EACL 2026

Published: Jan 3, 2026

We are delighted to announce that we will be at EACL 2026 with 2 long papers in the Main and Findings Track! Catch us in Rabat, Morocco to learn more about medical reliability and multimodal hate speech detection.


"ReMedQA: Are We Done With Medical Multiple-Choice Benchmarks?

by A. Cocchieri, L. Ragazzi, G. Tagliavini, and G. Moro

Medical multiple-choice question answering (MCQA) benchmarks report near-human accuracy, with some approaching saturation and fueling claims of clinical readiness. Yet a single accuracy score is a poor proxy for competence: models that change answers under minor perturbations cannot be considered reliable. We argue that reliability underpins accuracy–only consistent predictions make correctness meaningful. To address this, we release ReMedQA, a benchmark suite that augments three standard medical MCQA datasets with open-answer variants and systematically perturbed items. Building on this design, we introduce ReAcc and ReCon, two reliability metrics: ReAcc measures the proportion of questions answered correctly across all variations, while ReCon measures the proportion answered consistently regardless of correctness. Our evaluation shows that high MCQA accuracy masks low reliability: models remain sensitive to format and perturbation changes, and domain specialization offers no robustness gain. MCQA further underestimates smaller models while inflating large ones that exploit structural cues–with some producing correct answers without seeing the question. These findings show that, despite near-saturated accuracy, we are not yet done with medical multiple-choice benchmarks.

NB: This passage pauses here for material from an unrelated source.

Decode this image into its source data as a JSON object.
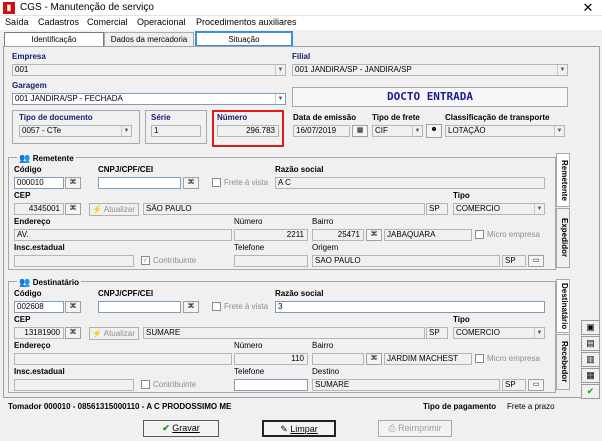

  • The paper will be available soon!


MemeWeaver: Inter-Meme Graph Reasoning for Sexism and Misogyny Detection

by P. Italiani, D. G. Gómez, L. Ragazzi, G. Moro, and P. Rosso

Women are twice as likely as men to face online harassment due to their gender. Despite recent advances in multimodal content moderation, most approaches still overlook the social dynamics behind this phenomenon, where perpetrators reinforce prejudices and group identity within like-minded communities. Graph-based methods offer a promising way to capture such interactions, yet existing solutions remain limited by heuristic graph construction, shallow modality fusion, and instance-level reasoning. In this work, we present MemeWeaver, an end-to-end trainable multimodal framework for detecting sexism and misogyny through a novel inter-meme graph reasoning mechanism. We systematically evaluate multiple visual-textual fusion strategies and show that our approach consistently outperforms state-of-the-art baselines on the MAMI and EXIST benchmarks, while achieving faster training convergence. Further analyses reveal that the learned graph structure captures semantically meaningful patterns, offering valuable insights into the relational nature of online hate.

  • The paper will be available soon!